Passing legislation to restrict pretext stops may address some of the issues, but MVFREE has suggestions for policies that the Marin County Sheriff’s Office could establish. Although the department has a “bias-free policing policy,” MVFREE believes the sheriff should include “the enforceable requirements, practical guidance and accountability measures of the RIPA model.”
The group also calls on Scardina to increase the number of anti-bias training courses provided for personnel. The agency currently meets only the minimum statutory requirement of one course every five years, Edmonson said.
The human cost in not implementing new policies is great, according to MVFREE. They point to the statistics, including that Black Americans are three times more likely than white Americans to be shot and killed by police.
A 2020 Kaiser Family Foundation study found that 41% of Black people in this country reported they’ve been stopped or detained by police because of their race. And 30% of Black men said they have been the victim of police violence.

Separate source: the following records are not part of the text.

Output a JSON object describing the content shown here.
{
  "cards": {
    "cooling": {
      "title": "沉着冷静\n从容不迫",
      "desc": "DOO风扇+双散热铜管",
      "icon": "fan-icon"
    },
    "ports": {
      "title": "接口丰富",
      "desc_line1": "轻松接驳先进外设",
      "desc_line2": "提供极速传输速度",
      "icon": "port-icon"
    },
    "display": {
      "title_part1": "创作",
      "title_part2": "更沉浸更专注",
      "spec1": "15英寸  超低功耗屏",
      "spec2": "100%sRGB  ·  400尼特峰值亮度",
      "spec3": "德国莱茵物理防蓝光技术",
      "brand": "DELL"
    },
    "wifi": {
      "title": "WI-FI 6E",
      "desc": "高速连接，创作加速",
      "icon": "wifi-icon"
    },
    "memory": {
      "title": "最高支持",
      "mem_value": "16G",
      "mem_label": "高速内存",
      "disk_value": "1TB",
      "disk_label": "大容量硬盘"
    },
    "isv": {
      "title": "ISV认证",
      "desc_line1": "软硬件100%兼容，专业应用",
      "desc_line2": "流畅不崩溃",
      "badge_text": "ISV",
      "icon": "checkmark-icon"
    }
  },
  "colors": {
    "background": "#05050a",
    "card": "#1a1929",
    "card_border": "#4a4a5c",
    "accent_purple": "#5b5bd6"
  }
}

As a Black woman who is the mother of three boys, Celimene Pastor, an MVFREE member, is extremely concerned about the sheriff’s position and rejects it. The legislature, she maintains, passed the RIPA act to enable law enforcement agencies to examine their racial disparities in policing. Scardina now must do his part, according to Pastor.
“Not only does racial profiling endanger the lives of Black and Brown people, but it also creates mistrust in law enforcement,” Pastor said. “The sheriff needs to do his job by addressing the data so that he may better serve communities of color.”